Но я опасаюсь одного: я так изнемог из-за разлуки с Вис, что могу умереть прежде, чем ее увижу. Но это кажется мне радостью, ибо если смерть меня застигнет по пути, я буду похоронен при дороге, и всякий путник будет знать повесть о моих страданиях и мои горести из-за любви к ней. Какой бы странник или путник ни проходил у моей могилы, он здесь отдохнет и пожалеет меня. Узнав же о моих испытаниях, он будет молить бога о моем прощении. Он скажет: «Рамин был скитальцем и умер от любви!» Странник жалеет странника, и они вспоминают и уважают друг друга. Все скитальцы достойны сожаления, но никто не вспоминает их. Для меня смерть от руки врага была бы позорной смертью. Но если я умру от тоски по моей возлюбленной, то такая смерть — для меня великая слава.

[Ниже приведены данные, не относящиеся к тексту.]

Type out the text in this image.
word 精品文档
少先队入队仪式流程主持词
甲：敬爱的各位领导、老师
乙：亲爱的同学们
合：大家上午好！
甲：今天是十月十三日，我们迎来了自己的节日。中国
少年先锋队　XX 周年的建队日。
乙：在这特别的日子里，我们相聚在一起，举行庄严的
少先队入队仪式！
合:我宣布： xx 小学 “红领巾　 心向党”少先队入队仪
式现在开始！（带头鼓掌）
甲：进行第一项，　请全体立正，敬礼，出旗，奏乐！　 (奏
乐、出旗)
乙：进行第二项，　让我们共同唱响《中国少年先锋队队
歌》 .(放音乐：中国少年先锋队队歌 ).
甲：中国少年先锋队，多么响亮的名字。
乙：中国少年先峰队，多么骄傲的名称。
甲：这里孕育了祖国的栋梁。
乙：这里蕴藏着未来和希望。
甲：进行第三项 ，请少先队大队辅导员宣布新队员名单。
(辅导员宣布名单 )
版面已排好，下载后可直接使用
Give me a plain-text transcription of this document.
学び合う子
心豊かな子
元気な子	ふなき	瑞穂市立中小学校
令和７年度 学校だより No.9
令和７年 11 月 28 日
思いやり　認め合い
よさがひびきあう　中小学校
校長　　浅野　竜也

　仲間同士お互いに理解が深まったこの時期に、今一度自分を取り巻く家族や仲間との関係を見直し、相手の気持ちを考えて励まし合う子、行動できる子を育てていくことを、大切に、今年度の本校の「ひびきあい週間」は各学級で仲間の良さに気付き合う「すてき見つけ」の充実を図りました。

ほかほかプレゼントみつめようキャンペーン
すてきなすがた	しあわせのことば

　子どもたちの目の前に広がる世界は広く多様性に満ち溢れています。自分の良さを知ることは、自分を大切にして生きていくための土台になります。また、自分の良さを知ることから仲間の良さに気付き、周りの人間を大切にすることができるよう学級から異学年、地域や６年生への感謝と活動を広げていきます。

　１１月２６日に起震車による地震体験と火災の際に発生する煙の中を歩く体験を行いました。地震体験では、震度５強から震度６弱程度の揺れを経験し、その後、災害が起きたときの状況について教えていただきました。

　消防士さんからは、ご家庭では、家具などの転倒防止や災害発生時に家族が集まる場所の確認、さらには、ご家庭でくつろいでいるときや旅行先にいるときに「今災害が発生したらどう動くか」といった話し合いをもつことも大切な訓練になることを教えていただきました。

Я сражался во многих битвах и не раз обращал в бегство полчища врагов. Многих витязей я зарубил мечом, я убивал слонов, львов и других диких зверей; враг не мог устоять предо мной; солнце сверкает на острие моего копья, земля лобзает бразды моего коня; я обратил в прах, как врагов, даже планеты, но страсть к моей возлюбленной обратила меня, победителя, в ничто, и мир насыщен для меня горечью.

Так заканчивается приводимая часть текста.